DENVER – Former Virginia governor and current U.S. Senate candidate Mark Warner called for a new era of government where “old partisanship gives way to new ideas” during his keynote address at the Democratic National Convention Tuesday night.
Speaking at an event where many speakers have chastised Republican politicians, Warner’s address had a more conciliatory tone.
“If an idea works, it really doesn’t matter if it has an “R” or a “D” next to it,” he said. “This election isn’t about liberal versus conservative. It’s not about left versus right. It’s about future versus the past.”
Warner, 53, expressed confidence in Sen. Barack Obama’s ability to lead the nation.
“We need a president who understands the world today,” he said to the capacity crowd at the Pepsi Center. “We need Barack Obama as the next president of the United States.”
The Democrats’ selection of Warner, Virginia governor from 2002-2006, as keynote speaker, is a reminder of Virginia’s importance as a battleground state this year.
Virginia has not voted for a Democratic candidate since Lyndon Johnson in 1964.
But Democrats are placing great importance on Virginia and its 13 electoral votes – the 12th-most of any state – because the state is in play this year. An August 13, poll by Rasmussen Reports shows Obama with a one-point lead in Virginia – 46 percent to 45 percent – over Sen. John McCain.
The competitiveness of the Virginia race may also have an effect on Maryland and Washington. The Obama campaign is airing more ads in the state than presidential campaigns in years past, many of which are being seen in Maryland and the district.
“It will heighten Democratic turnout,” said David Paulson, press director for the Maryland Democratic Party.
In Virginia, Warner enjoyed an 80 percent approval rating during his term as governor. This November, he is expected to win the Senate seat vacated by Sen. John Warner (no relation), the 81-year-old Virginia Republican who chose not to seek a sixth term.
An August 14 Rasmussen poll shows Mark Warner leading by 26 percentage points over Republican candidate Jim Gilmore, who preceded him as governor from 1998-2002. Virginia’s governors are only allowed to serve one term.
Jared Leopold, the Democratic Party of Virginia’s campaign communications director, believes Warner will continue the string of victories led by the elections of Gov. Tim Kaine in 2005 and U.S. Sen. Jim Webb in 2006.
“We’ve clearly seen at this point the leadership that Virginia Democrats bring,” Leopold said. “And part of the leadership is working across party lines.”
A Warner victory would allow Democrats to gain an additional seat in the Senate, where they already hold 51 of 100 seats. Ron Walters, a government and politics professor at the University of Maryland, said the effect could be significant.

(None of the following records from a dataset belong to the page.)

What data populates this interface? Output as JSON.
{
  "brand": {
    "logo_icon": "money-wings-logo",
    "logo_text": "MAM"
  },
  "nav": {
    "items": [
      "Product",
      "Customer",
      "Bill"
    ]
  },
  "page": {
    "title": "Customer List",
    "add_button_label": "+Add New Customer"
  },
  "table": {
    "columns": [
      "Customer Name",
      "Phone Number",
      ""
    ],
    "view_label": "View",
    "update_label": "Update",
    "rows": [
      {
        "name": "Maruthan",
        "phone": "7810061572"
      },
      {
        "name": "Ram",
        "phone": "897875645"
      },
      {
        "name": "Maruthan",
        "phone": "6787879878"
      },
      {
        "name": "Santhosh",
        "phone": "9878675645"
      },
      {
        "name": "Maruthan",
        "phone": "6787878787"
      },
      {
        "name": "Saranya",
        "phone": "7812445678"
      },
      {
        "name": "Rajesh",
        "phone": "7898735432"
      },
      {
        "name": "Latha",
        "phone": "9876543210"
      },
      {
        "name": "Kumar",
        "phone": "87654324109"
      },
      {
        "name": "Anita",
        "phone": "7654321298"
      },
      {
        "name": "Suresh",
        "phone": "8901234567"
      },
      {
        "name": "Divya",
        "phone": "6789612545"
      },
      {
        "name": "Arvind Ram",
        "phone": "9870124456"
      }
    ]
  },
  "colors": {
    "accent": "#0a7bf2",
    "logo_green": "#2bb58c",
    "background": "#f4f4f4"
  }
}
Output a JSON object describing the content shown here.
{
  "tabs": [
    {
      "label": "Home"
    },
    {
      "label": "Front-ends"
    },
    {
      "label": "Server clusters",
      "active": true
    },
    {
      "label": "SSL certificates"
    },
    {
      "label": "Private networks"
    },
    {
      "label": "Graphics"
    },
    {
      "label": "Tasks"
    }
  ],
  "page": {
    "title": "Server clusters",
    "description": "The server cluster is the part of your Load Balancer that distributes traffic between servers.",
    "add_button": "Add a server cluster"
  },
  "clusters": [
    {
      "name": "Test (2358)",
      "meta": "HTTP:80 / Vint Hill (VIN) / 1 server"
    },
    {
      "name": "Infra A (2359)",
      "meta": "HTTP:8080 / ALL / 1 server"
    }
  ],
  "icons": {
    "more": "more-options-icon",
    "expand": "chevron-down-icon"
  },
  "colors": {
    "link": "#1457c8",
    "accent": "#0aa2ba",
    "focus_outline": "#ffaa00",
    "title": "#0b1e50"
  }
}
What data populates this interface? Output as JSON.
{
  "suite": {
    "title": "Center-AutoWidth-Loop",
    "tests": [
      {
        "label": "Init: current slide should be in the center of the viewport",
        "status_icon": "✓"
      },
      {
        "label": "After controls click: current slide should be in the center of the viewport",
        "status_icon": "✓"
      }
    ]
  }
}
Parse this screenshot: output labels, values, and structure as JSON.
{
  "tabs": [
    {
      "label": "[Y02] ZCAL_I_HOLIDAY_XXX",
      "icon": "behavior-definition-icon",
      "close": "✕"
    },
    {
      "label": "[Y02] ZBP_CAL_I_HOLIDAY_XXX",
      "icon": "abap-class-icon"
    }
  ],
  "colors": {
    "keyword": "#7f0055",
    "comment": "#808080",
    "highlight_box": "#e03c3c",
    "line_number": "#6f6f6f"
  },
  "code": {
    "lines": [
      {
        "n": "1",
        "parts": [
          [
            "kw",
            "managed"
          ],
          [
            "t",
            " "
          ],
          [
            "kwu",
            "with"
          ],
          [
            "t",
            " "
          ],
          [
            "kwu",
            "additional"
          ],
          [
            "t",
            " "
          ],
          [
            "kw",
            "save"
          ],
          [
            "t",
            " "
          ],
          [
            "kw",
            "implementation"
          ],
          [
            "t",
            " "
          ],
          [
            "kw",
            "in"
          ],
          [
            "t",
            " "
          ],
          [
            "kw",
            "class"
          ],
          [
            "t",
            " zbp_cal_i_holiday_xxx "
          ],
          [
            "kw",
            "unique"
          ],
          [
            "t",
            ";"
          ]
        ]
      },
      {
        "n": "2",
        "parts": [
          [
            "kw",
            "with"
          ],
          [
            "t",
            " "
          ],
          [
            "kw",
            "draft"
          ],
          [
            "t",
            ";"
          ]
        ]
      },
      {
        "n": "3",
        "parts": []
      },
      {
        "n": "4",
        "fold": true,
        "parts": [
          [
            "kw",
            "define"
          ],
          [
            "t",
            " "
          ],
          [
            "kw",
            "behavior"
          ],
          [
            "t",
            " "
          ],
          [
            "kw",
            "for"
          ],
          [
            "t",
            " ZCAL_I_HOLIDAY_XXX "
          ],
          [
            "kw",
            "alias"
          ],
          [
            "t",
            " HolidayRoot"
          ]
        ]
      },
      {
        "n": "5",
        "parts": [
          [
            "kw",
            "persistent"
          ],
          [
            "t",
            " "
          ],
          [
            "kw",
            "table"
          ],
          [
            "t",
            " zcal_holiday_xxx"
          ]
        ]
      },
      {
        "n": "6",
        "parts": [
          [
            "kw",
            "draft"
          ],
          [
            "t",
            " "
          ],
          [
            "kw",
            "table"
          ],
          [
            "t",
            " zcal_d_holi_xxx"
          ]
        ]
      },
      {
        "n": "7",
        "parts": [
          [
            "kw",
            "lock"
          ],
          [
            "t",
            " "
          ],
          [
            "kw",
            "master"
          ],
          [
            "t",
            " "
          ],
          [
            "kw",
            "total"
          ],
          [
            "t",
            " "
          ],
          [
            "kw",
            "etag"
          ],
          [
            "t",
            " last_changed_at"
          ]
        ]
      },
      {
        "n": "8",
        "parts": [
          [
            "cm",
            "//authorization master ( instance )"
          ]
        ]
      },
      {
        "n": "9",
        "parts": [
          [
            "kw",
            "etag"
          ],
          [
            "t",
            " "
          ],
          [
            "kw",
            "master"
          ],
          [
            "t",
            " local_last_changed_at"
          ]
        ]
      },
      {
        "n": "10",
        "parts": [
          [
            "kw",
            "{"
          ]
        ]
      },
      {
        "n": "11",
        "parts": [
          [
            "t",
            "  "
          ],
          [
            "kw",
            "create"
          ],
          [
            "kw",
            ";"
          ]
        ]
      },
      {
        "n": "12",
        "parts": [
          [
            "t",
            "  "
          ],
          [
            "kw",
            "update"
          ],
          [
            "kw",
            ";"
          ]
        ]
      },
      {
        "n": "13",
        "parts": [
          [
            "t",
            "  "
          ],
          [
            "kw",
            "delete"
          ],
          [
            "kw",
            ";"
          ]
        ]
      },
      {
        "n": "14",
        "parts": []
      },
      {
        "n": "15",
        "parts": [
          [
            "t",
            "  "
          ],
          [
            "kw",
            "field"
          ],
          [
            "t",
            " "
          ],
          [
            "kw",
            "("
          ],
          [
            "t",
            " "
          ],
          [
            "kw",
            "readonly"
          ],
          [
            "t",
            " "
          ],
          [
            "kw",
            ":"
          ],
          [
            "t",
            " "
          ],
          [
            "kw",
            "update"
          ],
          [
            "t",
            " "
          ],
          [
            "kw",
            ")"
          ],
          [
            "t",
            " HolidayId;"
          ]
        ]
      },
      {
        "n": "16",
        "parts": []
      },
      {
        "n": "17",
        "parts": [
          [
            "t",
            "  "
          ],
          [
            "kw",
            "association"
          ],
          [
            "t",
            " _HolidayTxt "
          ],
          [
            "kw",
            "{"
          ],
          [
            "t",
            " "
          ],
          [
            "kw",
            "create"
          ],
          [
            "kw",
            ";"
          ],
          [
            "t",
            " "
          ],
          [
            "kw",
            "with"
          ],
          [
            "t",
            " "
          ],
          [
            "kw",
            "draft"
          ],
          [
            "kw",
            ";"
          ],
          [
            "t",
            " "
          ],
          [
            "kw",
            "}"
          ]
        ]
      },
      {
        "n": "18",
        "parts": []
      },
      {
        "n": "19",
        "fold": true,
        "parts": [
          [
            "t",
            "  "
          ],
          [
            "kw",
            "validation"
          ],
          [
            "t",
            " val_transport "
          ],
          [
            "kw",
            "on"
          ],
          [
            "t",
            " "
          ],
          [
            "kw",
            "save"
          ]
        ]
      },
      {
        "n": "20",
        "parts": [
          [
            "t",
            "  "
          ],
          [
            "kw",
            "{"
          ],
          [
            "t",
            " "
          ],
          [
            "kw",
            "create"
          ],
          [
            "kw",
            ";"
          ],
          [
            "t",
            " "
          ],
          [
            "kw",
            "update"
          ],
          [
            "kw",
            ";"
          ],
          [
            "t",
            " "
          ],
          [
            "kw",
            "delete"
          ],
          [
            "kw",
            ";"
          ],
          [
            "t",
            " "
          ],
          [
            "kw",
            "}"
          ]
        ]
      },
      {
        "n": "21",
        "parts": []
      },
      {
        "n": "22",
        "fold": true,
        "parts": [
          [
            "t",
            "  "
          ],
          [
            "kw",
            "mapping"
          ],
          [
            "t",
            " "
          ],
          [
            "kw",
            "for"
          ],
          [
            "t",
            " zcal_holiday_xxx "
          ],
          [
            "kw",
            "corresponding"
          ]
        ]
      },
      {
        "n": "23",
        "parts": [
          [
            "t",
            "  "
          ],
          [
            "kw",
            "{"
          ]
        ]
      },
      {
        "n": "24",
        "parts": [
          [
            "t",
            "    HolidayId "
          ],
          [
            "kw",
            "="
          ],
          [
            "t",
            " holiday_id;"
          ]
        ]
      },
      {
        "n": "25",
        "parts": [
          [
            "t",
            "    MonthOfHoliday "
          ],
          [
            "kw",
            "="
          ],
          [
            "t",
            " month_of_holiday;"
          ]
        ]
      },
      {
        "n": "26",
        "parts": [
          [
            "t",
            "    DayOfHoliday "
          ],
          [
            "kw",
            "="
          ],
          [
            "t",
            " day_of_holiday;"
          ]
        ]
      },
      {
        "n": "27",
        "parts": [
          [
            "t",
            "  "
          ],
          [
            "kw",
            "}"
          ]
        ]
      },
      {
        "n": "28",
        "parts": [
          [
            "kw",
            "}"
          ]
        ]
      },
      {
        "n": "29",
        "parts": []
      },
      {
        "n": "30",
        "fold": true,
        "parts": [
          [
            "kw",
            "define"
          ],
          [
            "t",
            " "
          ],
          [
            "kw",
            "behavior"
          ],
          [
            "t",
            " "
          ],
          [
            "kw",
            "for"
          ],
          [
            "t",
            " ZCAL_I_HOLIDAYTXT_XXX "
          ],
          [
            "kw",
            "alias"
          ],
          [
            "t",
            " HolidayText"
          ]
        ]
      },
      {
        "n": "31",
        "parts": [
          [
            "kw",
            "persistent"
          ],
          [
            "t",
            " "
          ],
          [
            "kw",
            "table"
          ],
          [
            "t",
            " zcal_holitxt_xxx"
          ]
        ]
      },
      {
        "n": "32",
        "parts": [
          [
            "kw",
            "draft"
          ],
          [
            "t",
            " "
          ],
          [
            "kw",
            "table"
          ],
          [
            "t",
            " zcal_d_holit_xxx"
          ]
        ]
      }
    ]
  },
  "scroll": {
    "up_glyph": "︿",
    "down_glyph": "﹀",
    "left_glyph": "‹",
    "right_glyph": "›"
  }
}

“The problem that [Democrats] had this last session was that the Republicans could keep them from mustering 60 votes,” said Walters, referring to the number needed to break a filibuster. “If you have expanded numbers in the Senate and the House, it means that there’s far more of a chance of passing a change agenda.”
Before winning the governorship, Warner had no experience as an elected official. He was a Democratic National Committee fundraiser from 1980-1982, managed Douglas Wilder’s successful campaign for governor of Virginia in 1989 and served as state Democratic Party chairman from 1993-1995.
He lost the 1996 U.S. Senate race to Sen. John Warner, then seeking his fourth term in office.
In 2001, Mark Warner ran for governor and defeated former state Attorney General Mark Earley. His victory was partly credited to David “Mudcat” Saunders, Warner’s colorful adviser who helped him win over some Republican voters with an unconventional approach.
Warner’s was one of the first Democratic campaigns to actively court “NASCAR dads,” socially conservative southern white men who typically vote Republican.
The Warner campaign eschewed hot-button social issues like abortion and gay marriage and instead focused on the more practical concerns of blue-collar families, like health care, education and employment.
During his speech, Warner emphasized his ability as governor to work with a majority Republican legislature and drew parallels between the situation he faced and the current one in Washington.
“When I became governor, this is what Virginia faced – a massive budget shortfall, an economy that wasn’t moving, gridlock in the capital. Sound familiar?” he said. “We have only one shot to get it right. And we know these new times demand new thinking.”